Activists write to PM over Mamata’s high-handedness

Civil activist Aruna Roy has written to the prime minister over the illegal detention of a young professor. The letter has been signed by several academicians, including Noam Chomsky

rohan

Rohan Ramesh | April 16, 2012



Mamata Bannerjee is at it, again. The chief of the Trinamool Congress is in the news this time for jailing peaceful protesters demonstrating against the arrest and detention of a few.

According to a letter to the Prime Minister written by eminent activist Aruna Roy, “An internationally reputed scientist Prof Partho Sarothi Ray, and faculty member of the Indian Institute of Science Education and Research (IISER), Kolkata, was arrested with several others at a peaceful and legitimate protest against eviction of slum dwellers in Nonadanga, Kolkata. He and six others are being held on false charges of inciting violence and conspiring against the State, and are even being denied bail.”

The letter states that there is ample evidence to prove professor Ray was not even present at a protest where he is accused of having inciting violence. Roy further states in the letter that “with every hearing, additional charges are being pressed against him, and he is now being held in police custody till the 26th”.

The letter further attempts to bring into limelight, “the separate case of Prof Ambikash Mahapatra of Jadavpur University, who was again arrested on baseless grounds, with an attempt to restrict his freedom of expression”.

In addition there have been other disturbing incidents of the use of force and coercion by the West Bengal police to break up peaceful protests and suppress democratic protest and dissent, states the letter.

Pointing out that the West Bengal state government was evicting slum dwellers without properly rehabilitating them, the letter states that, “dwellers were evicted using police force without any rehabilitation measures. As a natural protest against this unjustified police action, there were peaceful demonstrations by concerned citizens, for which prior permissions were arranged to the local police. In spite of this, Kolkata police used force and unjustified means to crack down on the demonstrators. It was while participating in a peaceful protest against the eviction of slum dwellers of Nonadanga area of East Kolkata that Dr Ray was arrested along with 68 others including several women and a nine-year-old girl on Sunday, April 8, 2012. Of those arrested, 7 people including Dr Ray have been detained in police custody for several days, and now six of them are put in judicial custody and one in CID custody.”

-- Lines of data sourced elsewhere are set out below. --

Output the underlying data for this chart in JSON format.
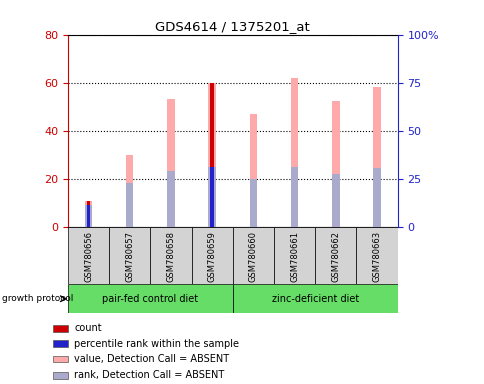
{
  "title": "GDS4614 / 1375201_at",
  "samples": [
    "GSM780656",
    "GSM780657",
    "GSM780658",
    "GSM780659",
    "GSM780660",
    "GSM780661",
    "GSM780662",
    "GSM780663"
  ],
  "pink_bar_heights": [
    10.5,
    30,
    53,
    60,
    47,
    62,
    52.5,
    58
  ],
  "blue_segment_heights": [
    9,
    18,
    23,
    25,
    20,
    25,
    22,
    24.5
  ],
  "red_bar_heights": [
    10.5,
    0,
    0,
    60,
    0,
    0,
    0,
    0
  ],
  "dark_blue_heights": [
    9,
    0,
    0,
    25,
    0,
    0,
    0,
    0
  ],
  "ylim_left": [
    0,
    80
  ],
  "ylim_right": [
    0,
    100
  ],
  "yticks_left": [
    0,
    20,
    40,
    60,
    80
  ],
  "yticks_right": [
    0,
    25,
    50,
    75,
    100
  ],
  "ytick_labels_right": [
    "0",
    "25",
    "50",
    "75",
    "100%"
  ],
  "group1_label": "pair-fed control diet",
  "group2_label": "zinc-deficient diet",
  "protocol_label": "growth protocol",
  "legend_items": [
    {
      "color": "#cc0000",
      "label": "count"
    },
    {
      "color": "#2222cc",
      "label": "percentile rank within the sample"
    },
    {
      "color": "#ffaaaa",
      "label": "value, Detection Call = ABSENT"
    },
    {
      "color": "#aaaacc",
      "label": "rank, Detection Call = ABSENT"
    }
  ],
  "light_pink_color": "#ffaaaa",
  "light_blue_color": "#aaaacc",
  "red_color": "#cc0000",
  "blue_color": "#2222cc",
  "left_axis_color": "#cc0000",
  "right_axis_color": "#2222cc",
  "sample_area_color": "#d3d3d3",
  "group_box_color": "#66dd66"
}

The letter added that “the police slapped many dubious cases against Dr Ray and others, such as Section 353 (assault on public servant), Section 332 (voluntarily causing hurt to public servant), Section 141 (unlawful assembly), Section 143 (punishment), Section 149 (common objective of disruption) of the IPC”.

Stating that Dr Partho Sarothi Ray is an established scientist in the field of molecular biology, the letter further adds that his scientific research findings have been published in world-class journals including Nature. Dr Ray has also been awarded the Wellcome Trust-India Alliance Intermediate Fellowship in 2010 which is one of the most prestigious honors that a young life scientist in India can receive. He is a faculty of IISER Kolkata, one of the esteemed institutions of higher learning in India under MHRD, according to the letter.

The letter also points out that on 12th April, 2012, human rights activists were attacked and later arrested at a demonstration against the illegal evictions and the detention of Dr Ray and others.

The letter further asks the prime minister to intervene and grant bail and ultimately uphold people’s basic human rights.

A total of fifty-five academic luminaries including Noam Chomsky of the Massachusetts Institute of Technology are signatories to the letter.

Mamata Banerjee has been courting controversies for a long time now. She first transferred a police officer for contradicting her statement on a rape case. Then, she tried to ban English newspapers and magazines from the public libraries (the reason being that they did not feature among her favorites). Banerjee even plans to ban Karl Marx and Friedrich Engels from West Bengal’s school history curriculum citing an ‘imbalance’ in textbooks. She even got Jadavpur University professor Ambikesh Mahapatra arrested, and slapped serious charges such as 'defamation' and 'outraging the modesty of women' against him for circulating a humorous caricature featuring the chief minister on the internet.

“Without freedom of thought, there can be no such thing as wisdom and no such thing as public liberty without freedom of speech,” said Benjamin Franklin in the year 1722. Perhaps, Mamata Banerjee has never heard or read these words.